On Thursday, March 29 we had a full day of “Coach Training” (using Ministry Coaching International’s concepts and tools) with 25 of the 250 having stayed on for a third day before heading home. This training was to equip them to be able to coach other leaders and, thereby, establish one-on-one coaching as part of the culture for CICM’s church planting endeavors. 900 churches have been planted so far, with the strong possibility of there being 1,000 by the end of 2012. CICM has plans to plant churches in China, Tibet, Nepal, Bhutan and Bangladesh. Their vision is huge and aggressive.
While there, He did far more abundantly than all I had asked or thought, -Ephesians 3:20. I am so grateful to Jesus for allowing me this opportunity and doing some wonderful things through me. “Not to me but to your name give glory” Psalm 115:1
What I Learned
1. Christians are not welcomed, or thought highly of, in India, which is 80% Hindu. Some are killed or persecuted for their faith. I met several from Hindu families who were disowned by their family after they embraced Jesus. There is a real price to pay to be a Christian. Many of the staff at CICM live in compounds surrounded by walls for safety. There are armed guards everywhere. Each time we left the premises, there was always a guard with a rifle who accompanied us. A few years ago, a guard at the front gate of the CICM headquarters was shot to death.
2. The ministry of CICM is broad and deep. You can visit their web site to find out more
For starters, there is a nursing school, a Bible School to train church planters, a children’s home that cares for around 100 children and a publishing arm to get Christian books and magazines out in Hindi. Additionally, there is a department that helps Indians get businesses started to provide for their families. They have another Bible school and children’s home in another part of India.

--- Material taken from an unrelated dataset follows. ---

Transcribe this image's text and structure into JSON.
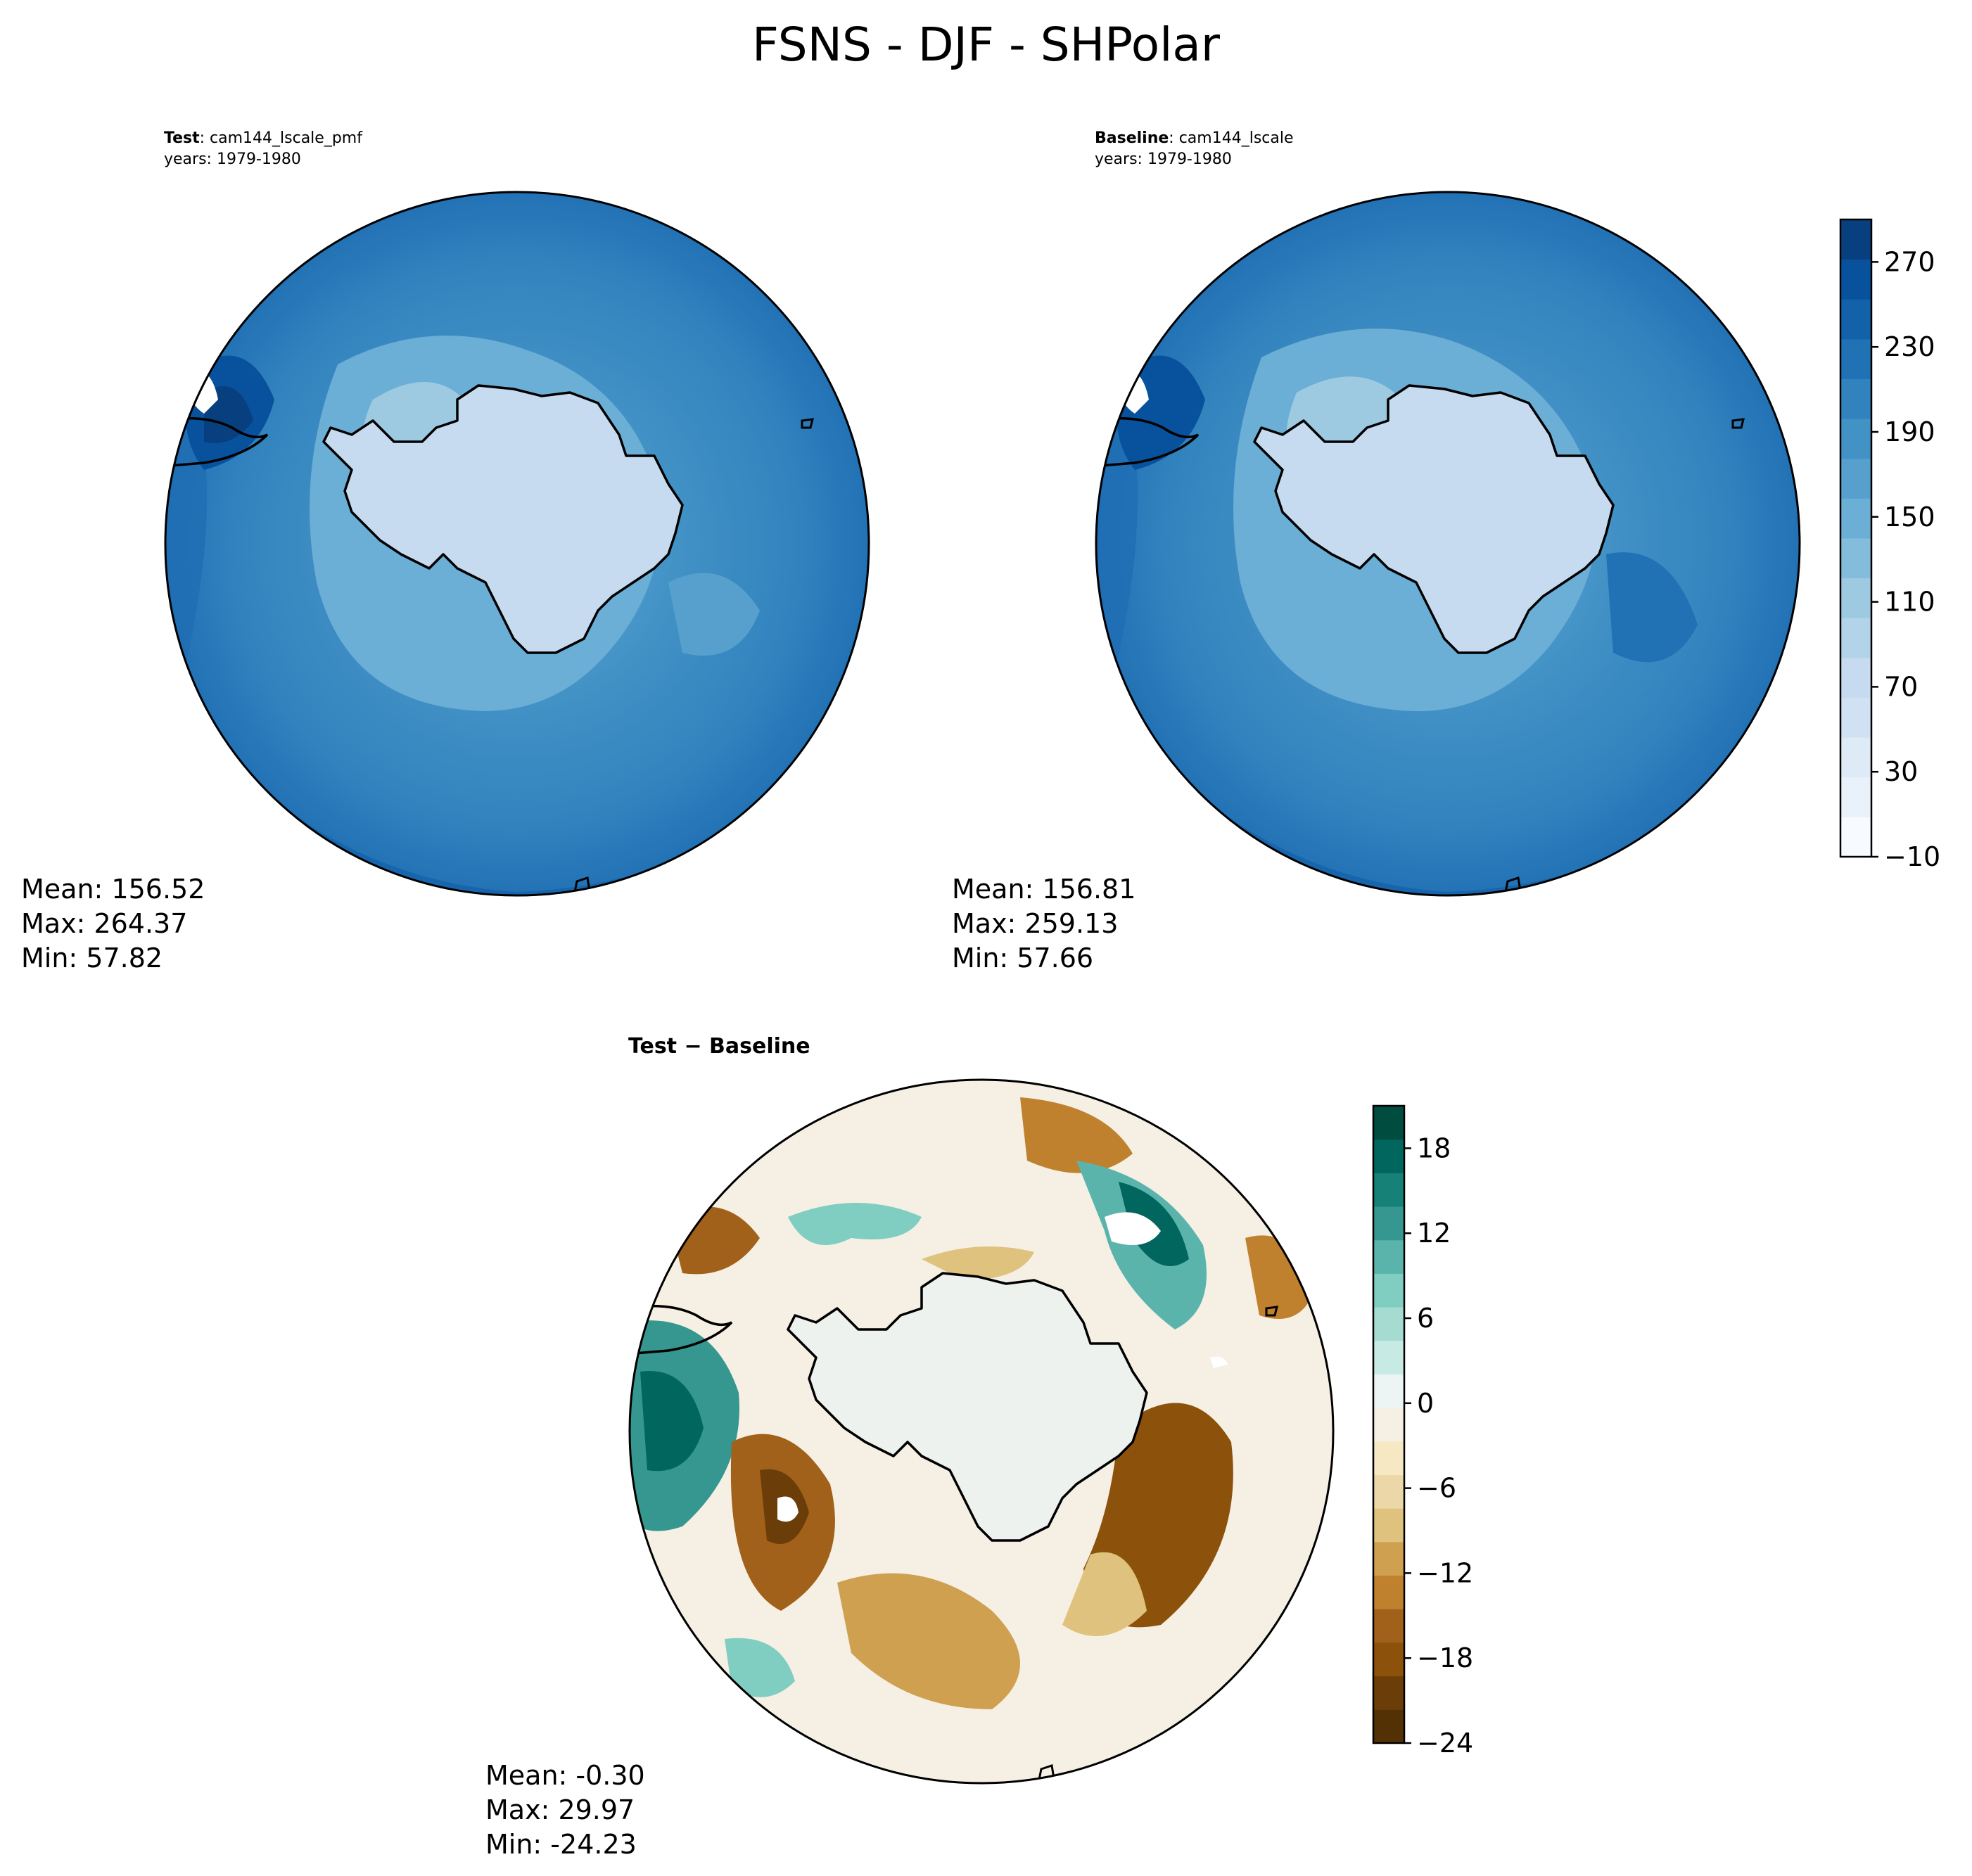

3. The extreme poverty of so many is mind-boggling. India will soon surpass China as the most populous country in the world, and many of their citizens live in extreme poverty (some estimates are at 56%). The movie “Slum Dog Millionaire” matches up very well with what I observed.
4. CICM focuses on those living at the poverty level. Many of the 900 churches which are part of their network minister to the lower end of the economic spectrum. They plant village churches like the one I spoke in on Sunday evening.
5. I heard several worship bands while there and their worship is strong, enthusiastic and engaging. These people know how to worship Jesus with everything they have and could teach us much.
6. My impression of the staff at CICM was that they are some of the most hospitable people I have ever met. They bent over backwards to serve me in every way they could.
7. The children at the children’s home (where I stayed while there) are happy and friendly, yet have almost nothing. They live behind high walls and come there as orphans at a very young age. Some of them will eventually attend the nursing school or the Bible school to become church planters.
8. My mind is still spinning with all that I saw and experienced and am still processing. I’m grateful for the opportunity this trip to India afforded to have an impact on the next generation of leaders. I am more grateful than ever for the simple things that many in India will never have. Running water that is okay to drink, a comfortable bed to sleep in, electricity and good food that is safe to consume. It is so easy to take these (and more) for granted.